According to the report, Massachusetts and Connecticut were the only two states to receive "A" grades for all three categories. Meanwhile, 12 states received "D" or "F" grades in all three areas: Arkansas, Georgia, Idaho, Indiana, Louisiana, Mississippi, Missouri, Oklahoma, South Carolina, Texas, West Virginia and Wyoming (Stevens, Chicago Tribune, 10/14).
Further, the report found that the states with the best health coverage for women are Connecticut, Delaware, Hawaii, Massachusetts and Vermont, while those with the worst coverage are Florida, Georgia, Montana, Nevada and Texas (Zak, Puget Sound Business Journal, 10/14).
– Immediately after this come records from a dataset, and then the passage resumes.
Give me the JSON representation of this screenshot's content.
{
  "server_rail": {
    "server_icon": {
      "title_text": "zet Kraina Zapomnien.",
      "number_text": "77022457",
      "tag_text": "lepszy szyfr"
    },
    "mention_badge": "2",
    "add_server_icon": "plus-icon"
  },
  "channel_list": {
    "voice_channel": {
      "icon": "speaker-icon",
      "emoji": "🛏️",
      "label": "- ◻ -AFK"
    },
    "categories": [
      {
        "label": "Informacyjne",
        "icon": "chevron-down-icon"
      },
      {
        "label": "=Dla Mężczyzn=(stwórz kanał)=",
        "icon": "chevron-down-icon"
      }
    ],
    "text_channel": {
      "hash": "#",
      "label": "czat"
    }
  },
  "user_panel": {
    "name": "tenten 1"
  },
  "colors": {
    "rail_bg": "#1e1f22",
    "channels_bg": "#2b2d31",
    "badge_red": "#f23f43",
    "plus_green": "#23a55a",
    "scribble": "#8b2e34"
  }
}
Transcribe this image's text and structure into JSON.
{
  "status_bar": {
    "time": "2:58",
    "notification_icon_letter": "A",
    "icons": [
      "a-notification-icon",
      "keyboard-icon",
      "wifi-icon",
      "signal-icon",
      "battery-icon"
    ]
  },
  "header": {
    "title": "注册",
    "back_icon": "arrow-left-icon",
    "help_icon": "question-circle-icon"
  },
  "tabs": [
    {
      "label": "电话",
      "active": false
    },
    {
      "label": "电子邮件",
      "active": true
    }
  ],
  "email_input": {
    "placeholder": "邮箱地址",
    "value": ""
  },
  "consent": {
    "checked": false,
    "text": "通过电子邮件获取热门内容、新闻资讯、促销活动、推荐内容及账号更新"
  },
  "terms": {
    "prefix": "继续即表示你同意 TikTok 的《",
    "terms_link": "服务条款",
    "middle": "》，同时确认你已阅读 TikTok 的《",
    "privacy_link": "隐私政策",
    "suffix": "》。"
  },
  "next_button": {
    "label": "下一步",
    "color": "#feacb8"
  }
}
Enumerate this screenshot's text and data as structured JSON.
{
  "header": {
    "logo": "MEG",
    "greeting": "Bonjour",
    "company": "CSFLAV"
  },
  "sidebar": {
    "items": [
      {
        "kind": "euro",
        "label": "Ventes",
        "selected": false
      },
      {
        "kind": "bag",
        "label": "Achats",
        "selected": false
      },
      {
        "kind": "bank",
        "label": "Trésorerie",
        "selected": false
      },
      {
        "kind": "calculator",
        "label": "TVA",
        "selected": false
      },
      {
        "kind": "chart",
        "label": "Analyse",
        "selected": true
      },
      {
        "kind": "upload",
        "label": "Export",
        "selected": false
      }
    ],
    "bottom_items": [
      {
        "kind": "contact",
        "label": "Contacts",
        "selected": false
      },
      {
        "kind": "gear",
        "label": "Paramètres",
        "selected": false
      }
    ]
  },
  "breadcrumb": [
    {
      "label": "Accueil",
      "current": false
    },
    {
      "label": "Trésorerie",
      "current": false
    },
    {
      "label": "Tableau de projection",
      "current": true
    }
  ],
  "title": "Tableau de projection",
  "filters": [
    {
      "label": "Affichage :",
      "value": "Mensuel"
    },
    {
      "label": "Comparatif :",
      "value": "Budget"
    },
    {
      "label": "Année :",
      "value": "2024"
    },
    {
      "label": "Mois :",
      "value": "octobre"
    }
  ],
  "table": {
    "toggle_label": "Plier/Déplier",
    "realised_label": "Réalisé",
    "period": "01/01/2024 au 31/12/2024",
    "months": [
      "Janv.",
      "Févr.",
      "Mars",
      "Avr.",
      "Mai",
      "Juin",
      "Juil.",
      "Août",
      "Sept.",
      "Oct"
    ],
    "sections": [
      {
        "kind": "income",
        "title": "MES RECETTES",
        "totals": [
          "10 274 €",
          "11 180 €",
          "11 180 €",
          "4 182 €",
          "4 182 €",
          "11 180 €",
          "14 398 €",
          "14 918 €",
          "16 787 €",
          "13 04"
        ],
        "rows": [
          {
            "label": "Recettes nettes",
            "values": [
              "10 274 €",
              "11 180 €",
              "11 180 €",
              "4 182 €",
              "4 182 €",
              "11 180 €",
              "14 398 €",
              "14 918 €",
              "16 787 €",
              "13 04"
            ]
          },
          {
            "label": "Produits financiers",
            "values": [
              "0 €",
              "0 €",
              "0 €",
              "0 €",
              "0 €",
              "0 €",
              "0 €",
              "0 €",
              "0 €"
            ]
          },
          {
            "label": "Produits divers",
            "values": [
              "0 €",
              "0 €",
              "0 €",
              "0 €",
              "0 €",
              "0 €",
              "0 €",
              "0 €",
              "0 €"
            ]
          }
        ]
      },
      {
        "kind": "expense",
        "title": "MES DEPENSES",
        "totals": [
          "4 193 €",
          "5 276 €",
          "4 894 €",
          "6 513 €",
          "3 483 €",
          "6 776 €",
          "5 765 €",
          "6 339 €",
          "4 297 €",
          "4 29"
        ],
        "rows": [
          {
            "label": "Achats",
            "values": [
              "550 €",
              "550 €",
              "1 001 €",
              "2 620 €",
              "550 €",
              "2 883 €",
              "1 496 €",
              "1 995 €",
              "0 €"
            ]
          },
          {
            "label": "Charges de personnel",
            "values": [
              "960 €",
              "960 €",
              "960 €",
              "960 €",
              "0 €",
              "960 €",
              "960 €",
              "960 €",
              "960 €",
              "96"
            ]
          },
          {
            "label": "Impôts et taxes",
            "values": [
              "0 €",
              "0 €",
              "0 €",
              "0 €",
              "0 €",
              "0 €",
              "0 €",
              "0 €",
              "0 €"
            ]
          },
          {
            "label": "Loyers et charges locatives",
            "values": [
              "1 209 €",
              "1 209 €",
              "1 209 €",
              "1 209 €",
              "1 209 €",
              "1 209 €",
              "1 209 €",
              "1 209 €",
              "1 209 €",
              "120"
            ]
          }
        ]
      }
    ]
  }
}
The report also looked at racial and economic health disparities and the impact they have on women's health in the states. In those areas, the report found that infant mortality rates among black women in 38 states were at least 20% higher than for all women. In 33 states, the rates were at least 50% higher among black women.
In addition, the report found that diabetes rates for Latinas were at least 20% higher than for all women in 28 states, while the rates were at least 50% higher in 19 states. Similarly, asthma rates for Native American women were at least 20% higher than for all women in 13 states and at least 50% higher in 10 states.
The researchers said they hope the report card will serve as a catalyst for state lawmakers to take action, particularly in states that received low grades.
The report noted, "These states have a middling, poor or failing record when it comes to meeting women's health needs," adding that they have not provided women with "fair opportunities to lead healthy, prosperous and productive lives." It said, "This harms not only women but also their families, their communities and their states" (Chicago Tribune, 10/14).